Book Review: Tough Guys and Dangerous Dames (1993) edited by Weinburg, Dziemianowicz, and Greenberg

This book represents the best book value I’ve gotten all year. The book weighs in at 605 pages. I paid $.33 for it at Hooked on Books. That amounts to 18 pages per penny, friends, and you won’t find dime detective fiction any cheaper.

The book collects a number of short stories from the 1930s and 1940s from the pulp detective fiction. The authors include Raymond Chandler, John D. MacDonald, Erle Stanley Gardner, Paul Cain, and Robert Leslie Bellem (as well as Robert Bloch, Fritz Lieber and others). The language? Oh, yeah:

I grabbed her gently, but firmly; pulled her close to me. “No look, Frenchis, I like you, see? Your glims are like stars. Your stems belong behind footlights.”

Poetry.

Unfortunately, as with any book of this size, the authors feel the need to include stories that wander into the fantastic, including two Depression-era Robin Hoodesque superheroes, some Scooby-Dooish pseudo-supernatural thrillers, and a midget detective.

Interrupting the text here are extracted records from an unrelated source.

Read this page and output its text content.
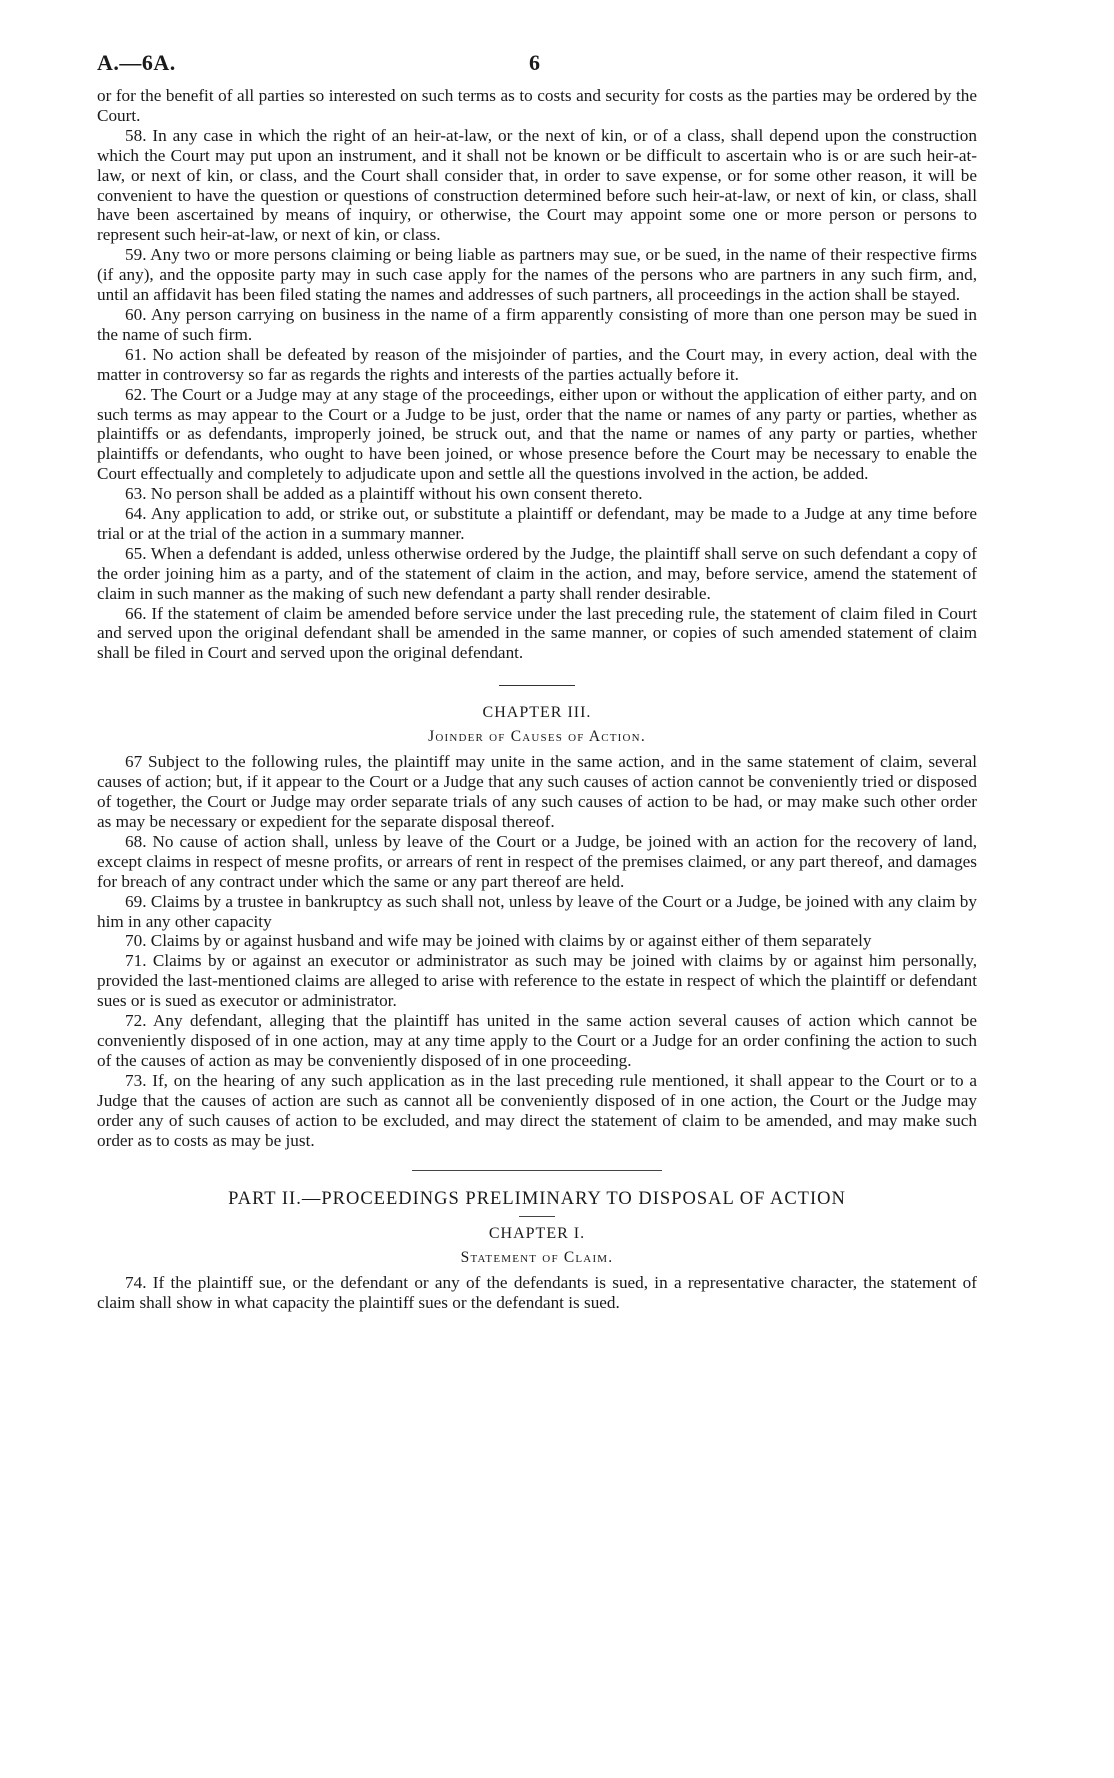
A.—6A.	6

or for the benefit of all parties so interested on such terms as to costs and security for costs as the parties may be ordered by the Court.

58. In any case in which the right of an heir-at-law, or the next of kin, or of a class, shall depend upon the construction which the Court may put upon an instrument, and it shall not be known or be difficult to ascertain who is or are such heir-at-law, or next of kin, or class, and the Court shall consider that, in order to save expense, or for some other reason, it will be convenient to have the question or questions of construction determined before such heir-at-law, or next of kin, or class, shall have been ascertained by means of inquiry, or otherwise, the Court may appoint some one or more person or persons to represent such heir-at-law, or next of kin, or class.

59. Any two or more persons claiming or being liable as partners may sue, or be sued, in the name of their respective firms (if any), and the opposite party may in such case apply for the names of the persons who are partners in any such firm, and, until an affidavit has been filed stating the names and addresses of such partners, all proceedings in the action shall be stayed.

60. Any person carrying on business in the name of a firm apparently consisting of more than one person may be sued in the name of such firm.

61. No action shall be defeated by reason of the misjoinder of parties, and the Court may, in every action, deal with the matter in controversy so far as regards the rights and interests of the parties actually before it.

62. The Court or a Judge may at any stage of the proceedings, either upon or without the application of either party, and on such terms as may appear to the Court or a Judge to be just, order that the name or names of any party or parties, whether as plaintiffs or as defendants, improperly joined, be struck out, and that the name or names of any party or parties, whether plaintiffs or defendants, who ought to have been joined, or whose presence before the Court may be necessary to enable the Court effectually and completely to adjudicate upon and settle all the questions involved in the action, be added.

63. No person shall be added as a plaintiff without his own consent thereto.

64. Any application to add, or strike out, or substitute a plaintiff or defendant, may be made to a Judge at any time before trial or at the trial of the action in a summary manner.

65. When a defendant is added, unless otherwise ordered by the Judge, the plaintiff shall serve on such defendant a copy of the order joining him as a party, and of the statement of claim in the action, and may, before service, amend the statement of claim in such manner as the making of such new defendant a party shall render desirable.

66. If the statement of claim be amended before service under the last preceding rule, the statement of claim filed in Court and served upon the original defendant shall be amended in the same manner, or copies of such amended statement of claim shall be filed in Court and served upon the original defendant.

CHAPTER III.

Joinder of Causes of Action.

67 Subject to the following rules, the plaintiff may unite in the same action, and in the same statement of claim, several causes of action; but, if it appear to the Court or a Judge that any such causes of action cannot be conveniently tried or disposed of together, the Court or Judge may order separate trials of any such causes of action to be had, or may make such other order as may be necessary or expedient for the separate disposal thereof.

68. No cause of action shall, unless by leave of the Court or a Judge, be joined with an action for the recovery of land, except claims in respect of mesne profits, or arrears of rent in respect of the premises claimed, or any part thereof, and damages for breach of any contract under which the same or any part thereof are held.

69. Claims by a trustee in bankruptcy as such shall not, unless by leave of the Court or a Judge, be joined with any claim by him in any other capacity

70. Claims by or against husband and wife may be joined with claims by or against either of them separately

71. Claims by or against an executor or administrator as such may be joined with claims by or against him personally, provided the last-mentioned claims are alleged to arise with reference to the estate in respect of which the plaintiff or defendant sues or is sued as executor or administrator.

72. Any defendant, alleging that the plaintiff has united in the same action several causes of action which cannot be conveniently disposed of in one action, may at any time apply to the Court or a Judge for an order confining the action to such of the causes of action as may be conveniently disposed of in one proceeding.

73. If, on the hearing of any such application as in the last preceding rule mentioned, it shall appear to the Court or to a Judge that the causes of action are such as cannot all be conveniently disposed of in one action, the Court or the Judge may order any of such causes of action to be excluded, and may direct the statement of claim to be amended, and may make such order as to costs as may be just.

PART II.—PROCEEDINGS PRELIMINARY TO DISPOSAL OF ACTION

CHAPTER I.

Statement of Claim.

74. If the plaintiff sue, or the defendant or any of the defendants is sued, in a representative character, the statement of claim shall show in what capacity the plaintiff sues or the defendant is sued.
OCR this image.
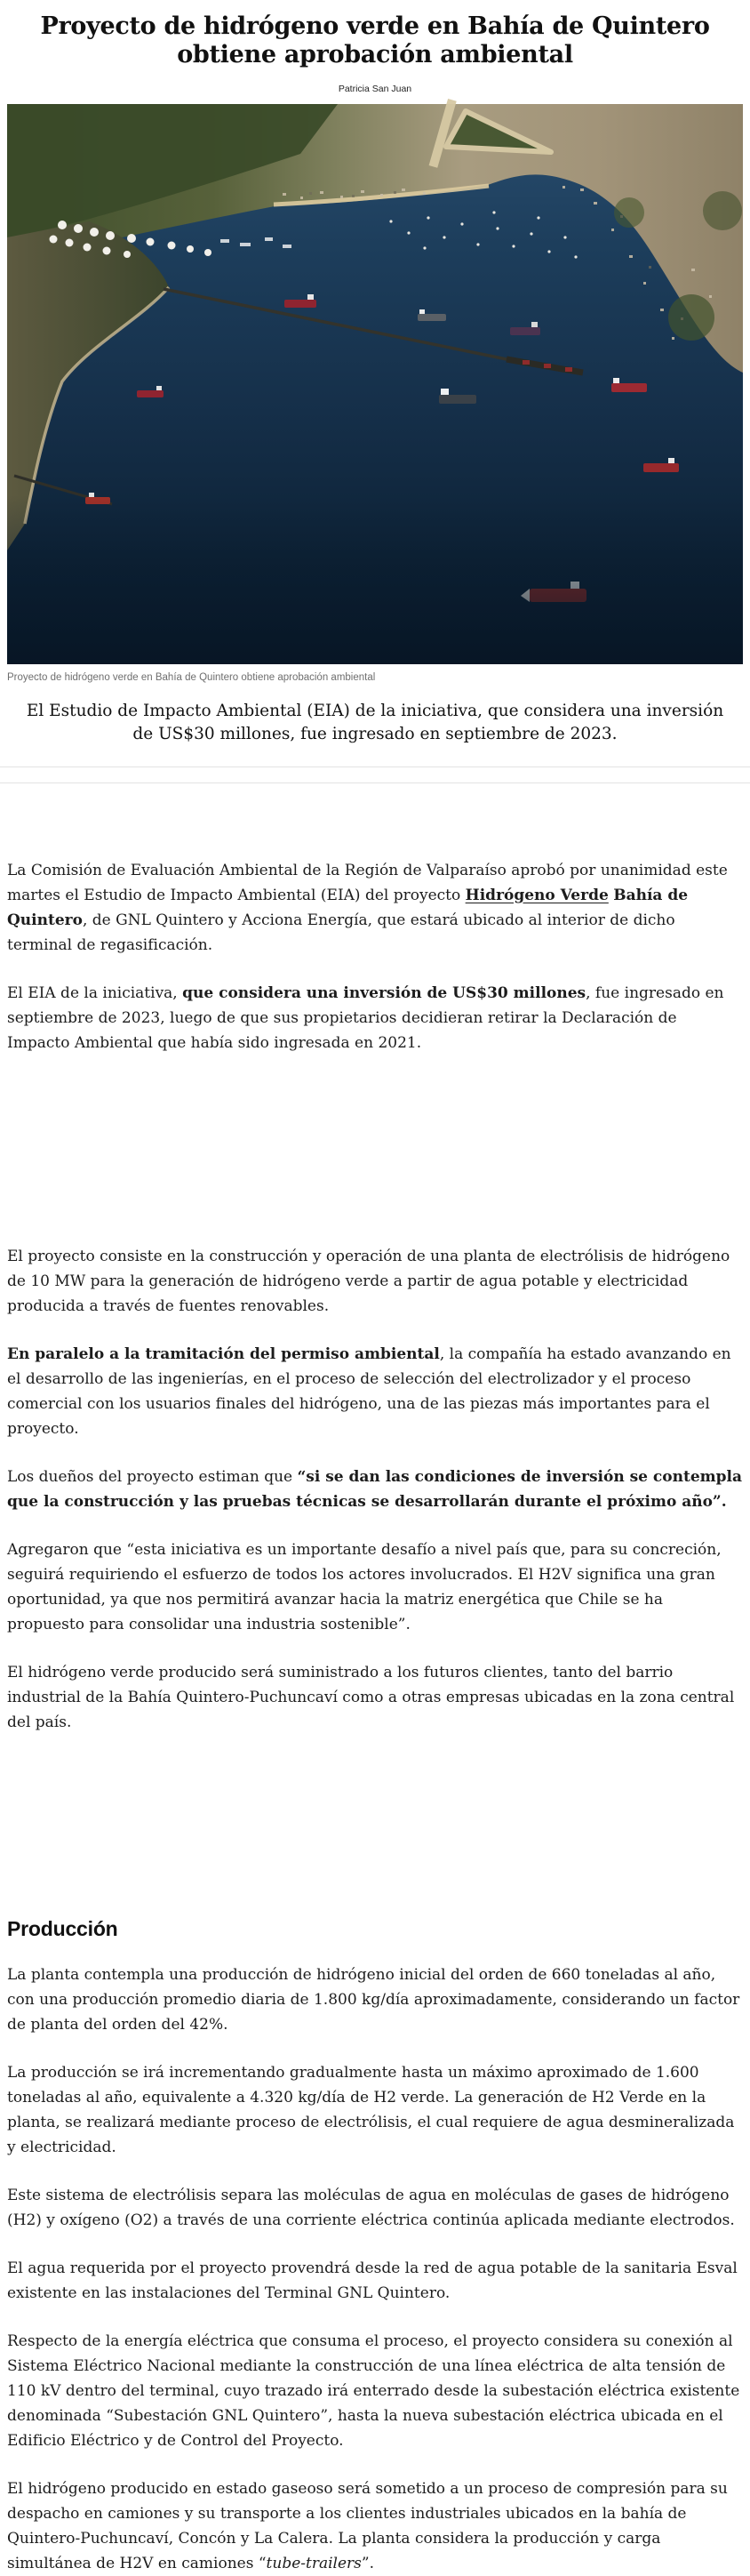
Proyecto de hidrógeno verde en Bahía de Quintero obtiene aprobación ambiental
Patricia San Juan
Proyecto de hidrógeno verde en Bahía de Quintero obtiene aprobación ambiental

El Estudio de Impacto Ambiental (EIA) de la iniciativa, que considera una inversión de US$30 millones, fue ingresado en septiembre de 2023.

La Comisión de Evaluación Ambiental de la Región de Valparaíso aprobó por unanimidad este martes el Estudio de Impacto Ambiental (EIA) del proyecto Hidrógeno Verde Bahía de Quintero, de GNL Quintero y Acciona Energía, que estará ubicado al interior de dicho terminal de regasificación.

El EIA de la iniciativa, que considera una inversión de US$30 millones, fue ingresado en septiembre de 2023, luego de que sus propietarios decidieran retirar la Declaración de Impacto Ambiental que había sido ingresada en 2021.

El proyecto consiste en la construcción y operación de una planta de electrólisis de hidrógeno de 10 MW para la generación de hidrógeno verde a partir de agua potable y electricidad producida a través de fuentes renovables.

En paralelo a la tramitación del permiso ambiental, la compañía ha estado avanzando en el desarrollo de las ingenierías, en el proceso de selección del electrolizador y el proceso comercial con los usuarios finales del hidrógeno, una de las piezas más importantes para el proyecto.

Los dueños del proyecto estiman que “si se dan las condiciones de inversión se contempla que la construcción y las pruebas técnicas se desarrollarán durante el próximo año”.

Agregaron que “esta iniciativa es un importante desafío a nivel país que, para su concreción, seguirá requiriendo el esfuerzo de todos los actores involucrados. El H2V significa una gran oportunidad, ya que nos permitirá avanzar hacia la matriz energética que Chile se ha propuesto para consolidar una industria sostenible”.

El hidrógeno verde producido será suministrado a los futuros clientes, tanto del barrio industrial de la Bahía Quintero-Puchuncaví como a otras empresas ubicadas en la zona central del país.

Producción

La planta contempla una producción de hidrógeno inicial del orden de 660 toneladas al año, con una producción promedio diaria de 1.800 kg/día aproximadamente, considerando un factor de planta del orden del 42%.

La producción se irá incrementando gradualmente hasta un máximo aproximado de 1.600 toneladas al año, equivalente a 4.320 kg/día de H2 verde. La generación de H2 Verde en la planta, se realizará mediante proceso de electrólisis, el cual requiere de agua desmineralizada y electricidad.

Este sistema de electrólisis separa las moléculas de agua en moléculas de gases de hidrógeno (H2) y oxígeno (O2) a través de una corriente eléctrica continúa aplicada mediante electrodos.

El agua requerida por el proyecto provendrá desde la red de agua potable de la sanitaria Esval existente en las instalaciones del Terminal GNL Quintero.

Respecto de la energía eléctrica que consuma el proceso, el proyecto considera su conexión al Sistema Eléctrico Nacional mediante la construcción de una línea eléctrica de alta tensión de 110 kV dentro del terminal, cuyo trazado irá enterrado desde la subestación eléctrica existente denominada “Subestación GNL Quintero”, hasta la nueva subestación eléctrica ubicada en el Edificio Eléctrico y de Control del Proyecto.

El hidrógeno producido en estado gaseoso será sometido a un proceso de compresión para su despacho en camiones y su transporte a los clientes industriales ubicados en la bahía de Quintero-Puchuncaví, Concón y La Calera. La planta considera la producción y carga simultánea de H2V en camiones “tube-trailers”.
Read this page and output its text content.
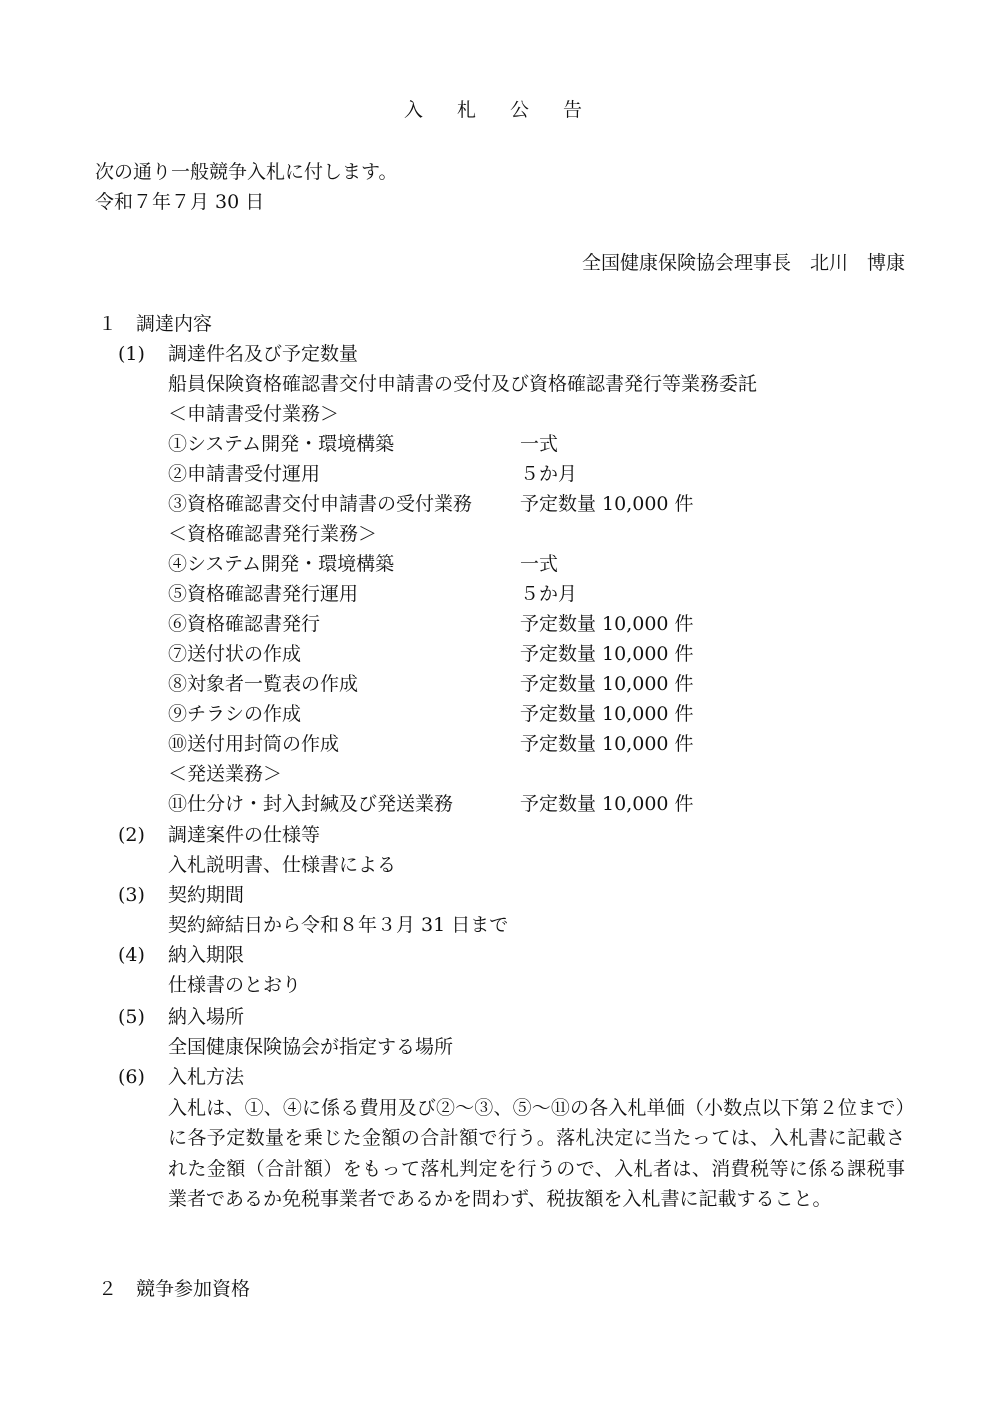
入 札 公 告
次の通り一般競争入札に付します。
令和７年７月 30 日
全国健康保険協会理事長　北川　博康
１ 調達内容
(1) 調達件名及び予定数量
船員保険資格確認書交付申請書の受付及び資格確認書発行等業務委託
＜申請書受付業務＞
①システム開発・環境構築	一式
②申請書受付運用	５か月
③資格確認書交付申請書の受付業務	予定数量 10,000 件
＜資格確認書発行業務＞
④システム開発・環境構築	一式
⑤資格確認書発行運用	５か月
⑥資格確認書発行	予定数量 10,000 件
⑦送付状の作成	予定数量 10,000 件
⑧対象者一覧表の作成	予定数量 10,000 件
⑨チラシの作成	予定数量 10,000 件
⑩送付用封筒の作成	予定数量 10,000 件
＜発送業務＞
⑪仕分け・封入封緘及び発送業務	予定数量 10,000 件
(2) 調達案件の仕様等
入札説明書、仕様書による
(3) 契約期間
契約締結日から令和８年３月 31 日まで
(4) 納入期限
仕様書のとおり
(5) 納入場所
全国健康保険協会が指定する場所
(6) 入札方法
入札は、①、④に係る費用及び②～③、⑤～⑪の各入札単価（小数点以下第２位まで）に各予定数量を乗じた金額の合計額で行う。落札決定に当たっては、入札書に記載された金額（合計額）をもって落札判定を行うので、入札者は、消費税等に係る課税事業者であるか免税事業者であるかを問わず、税抜額を入札書に記載すること。
２ 競争参加資格
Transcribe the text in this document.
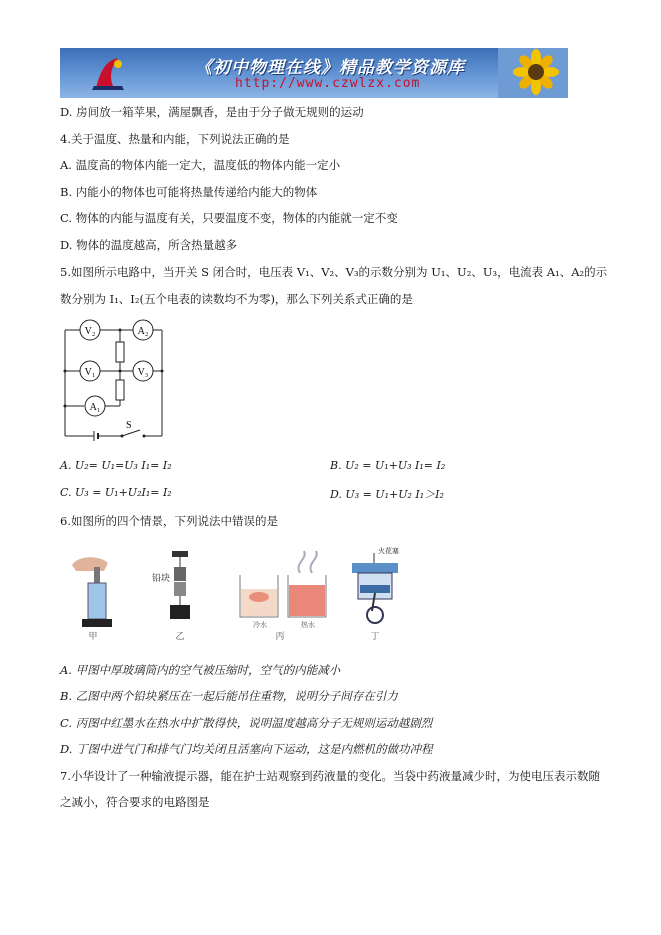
《初中物理在线》精品教学资源库
http://www.czwlzx.com
D. 房间放一箱苹果，满屋飘香，是由于分子做无规则的运动
4.关于温度、热量和内能，下列说法正确的是
A. 温度高的物体内能一定大，温度低的物体内能一定小
B. 内能小的物体也可能将热量传递给内能大的物体
C. 物体的内能与温度有关，只要温度不变，物体的内能就一定不变
D. 物体的温度越高，所含热量越多
5.如图所示电路中，当开关 S 闭合时，电压表 V₁、V₂、V₃的示数分别为 U₁、U₂、U₃，电流表 A₁、A₂的示
数分别为 I₁、I₂(五个电表的读数均不为零)，那么下列关系式正确的是
V₂	A₂
V₁	V₃
A₁
S
A. U₂= U₁=U₃ I₁= I₂	B. U₂ = U₁+U₃ I₁= I₂
C. U₃ = U₁+U₂I₁= I₂	D. U₃ = U₁+U₂ I₁＞I₂
6.如图所的四个情景，下列说法中错误的是
甲
铅块
乙
冷水	热水
丙
火花塞
丁
A. 甲图中厚玻璃筒内的空气被压缩时，空气的内能减小
B. 乙图中两个铅块紧压在一起后能吊住重物，说明分子间存在引力
C. 丙图中红墨水在热水中扩散得快，说明温度越高分子无规则运动越剧烈
D. 丁图中进气门和排气门均关闭且活塞向下运动，这是内燃机的做功冲程
7.小华设计了一种输液提示器，能在护士站观察到药液量的变化。当袋中药液量减少时，为使电压表示数随
之减小，符合要求的电路图是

Crikey, if I wanted to re-read The Defective Detective, I would have, or I would have gotten its sequel (if I could find it for three-for-a-buck).

Still, the book mixes the stories up, so when you read about a special mad scientist murder method in one story, you can rinse your mind out with some mindless two-fisted, slug-of-scotch action in the next.